Explorer la philosophie et le questionnement personnel offre un éclairage précieux pour naviguer dans les défis professionnels, souvent sinueux, de l’entrepreneuriat. Mais comment mener ce travail introspectif ? Quelles sont les sources d’inspiration possibles? Quelles pratiques mettre en place ? Pour nous aiguiller dans ce cheminement intérieur, Flora Bernard, diplômée de sociologie à la London School of Economics et ancienne consultante dans le domaine du développement durable, a répondu à nos questions. Cofondatrice de Thaé, une agence qui aide les entreprises et les personnes à se reconnecter au sens profond de leur action, notamment grâce à la philosophie, elle est aussi l'auteure de “Manager avec les Philosophes”, paru aux éditions Dunod en mai 2016.

Maddyness : “Se connaître soi-même”, cela veut dire quoi ?

Flora Bernard : Se connaître soi-même, c’est d’abord avoir une certaine conscience de soi, penser ce que nous ressentons, ce que nous vivons. Cette conscience de soi nous permet de prendre du recul par rapport à nos actions et pensées, une nécessité fondamentale pour prendre des décisions éclairées. Blaise Pascal soulignait déjà l'importance de cette introspection : « Il faut se connaître soi-même ; quand cela ne servirait pas à trouver le vrai, cela sert au moins à régler sa vie : il n'y a rien de plus juste. » Socrate, bien avant, disait qu'une vie non examinée est dénuée de sens, s’inspirant de l’oracle de Delphes dont la célèbre devise était “connais-toi toi même”.

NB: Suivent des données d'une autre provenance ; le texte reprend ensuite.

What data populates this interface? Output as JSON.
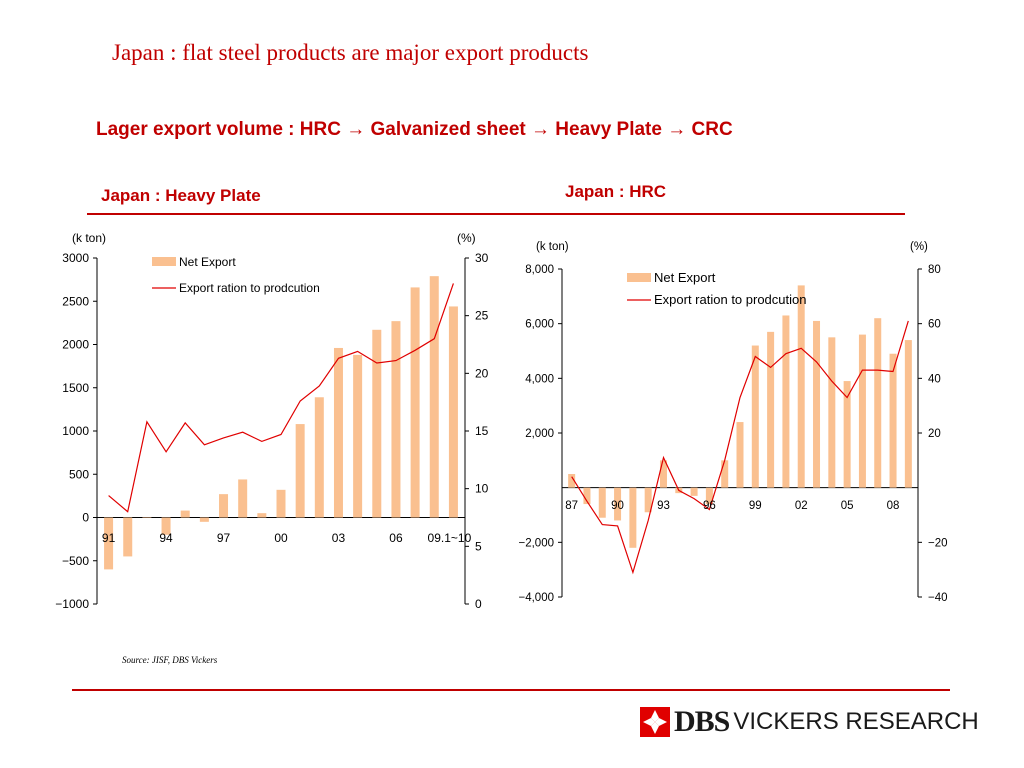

Mais pour cultiver cette connaissance de soi, il est nécessaire de pouvoir régulièrement s’extraire de l’opérationnel. Comment ? En faisant de la place à l'introspection d’une part et d’autre part, au dialogue, au sens de la maïeutique (l’autre nom du questionnement socratique), qui permet d'assouplir nos certitudes et d'approfondir notre compréhension de nous-mêmes et du monde qui nous entoure.

M : Au sein de l'écosystème startup, tout va très ou vite... en quoi est-ce important d'entreprendre ce travail intérieur ?

F.B : Ce qui caractérise l’entrepreneur, c’est sa capacité à avoir une vision et de savoir la concrétiser dans le monde réel. S’il est trop dans l’opérationnel et la gestion, il risque de perdre son essence, et donc cette aptitude. C’est une personne dotée d’une grande intuition, qu’il faut cultiver ! Selon Bergson, l’intelligence et l’intuition fonctionnent en tandem. Quand l’intelligence découpe le monde et comprend son fonctionnement, l’intuition le saisit dans son ensemble et en comprend le sens. Si l’on est constamment dans l’action, on perd cette capacité. Il est donc nécessaire de sanctuariser des temps pour être prêt à accueillir l’inattendu. Pour reprendre les mots de Hartmut Rosa, sociologue et philosophe allemand, se rendre disponible à l’indisponible.

Les entrepreneurs ont également souvent des valeurs à défendre. Et la connaissance de soi permet d’être au clair avec celles que l’on veut défendre dans le monde et diffuser au sein de son entreprise. Ainsi, le dirigeant pose des limites à ses décisions et à ses actions - il ne fait pas tout, et c’est précisément cela qui lui donne de la force. Fort de ses valeurs, il peut penser le monde de manière éthique, et non simplement de manière pratique et opérationnelle.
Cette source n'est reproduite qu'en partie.